Endowed with one of the world’s largest deposits of oil shale, a rock in which petroleum is trapped, Jordan is embarking on an ambitious program to boost regional energy security.
Jordan announced a $2.1 billion contract with the Estonian firm Enefit to construct and operate a power station that would burn oil shale starting in 2017. The plant would occupy the site of the Attarat Um Ghudran oil shale deposit, about 110 kilometers south of Amman, and provide close to a fifth of the country’s electricity needs.
Even more ambitiously, Enefit and other energy companies are proceeding with projects in Jordan to extract the oil directly from the rock at competitive prices. If done cheaply, the process could deliver a reliable source of synthetic fuel to a kingdom that imports up to 97 percent of its energy.
Geologists estimate that Jordan possesses the fifth largest deposits of oil shale in the world.

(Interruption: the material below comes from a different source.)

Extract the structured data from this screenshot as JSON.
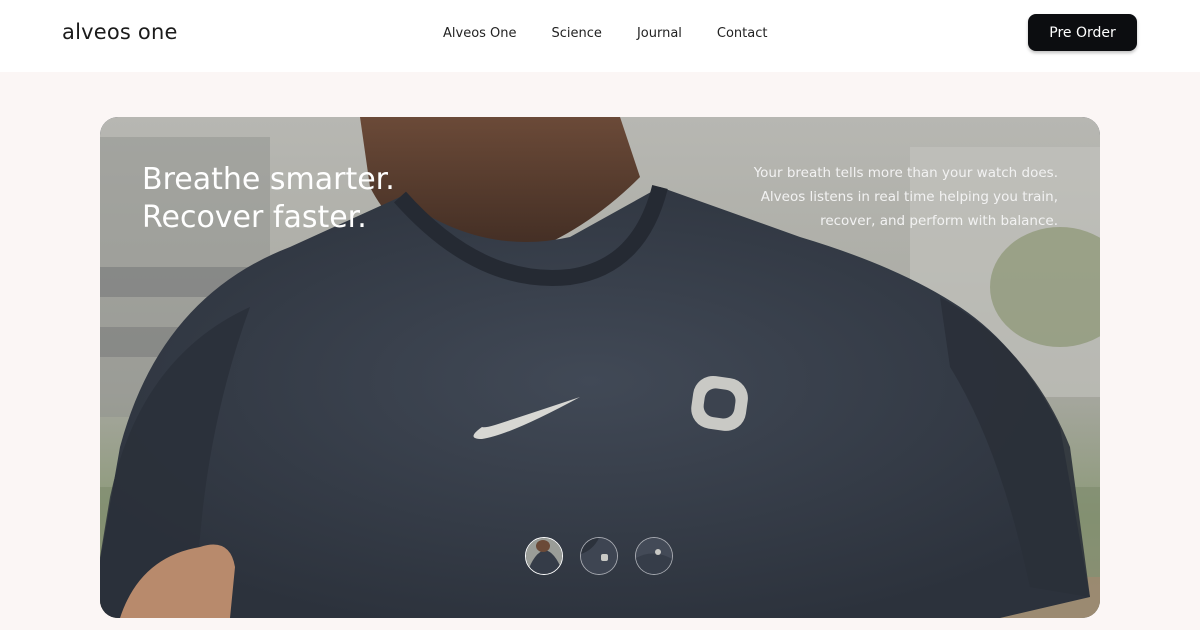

Historically, the high cost of freeing the oil from the rocks has hindered production. In some cases, extraction means cooking the rock with electrical coils underground. But with oil prices hovering near highs, the expensive process appears to be more economically sound.
Enefit’s synthetic fuel project promises to deliver to Jordan as much as 38,000 barrels of synthetic oil a day, replacing much of the country’s need for imported fuel. Unlike its neighbors Saudi Arabia and Iraq, Jordan’s territory holds scant oil reserves. The shale power plant alone could save the country hundreds of millions of dollars a year.
“Oil shale and the nuclear program are both very much needed to produce electricity, in addition to natural gas,” Energy Minister Mohammad Hamed told The Jordan Times in June 2014.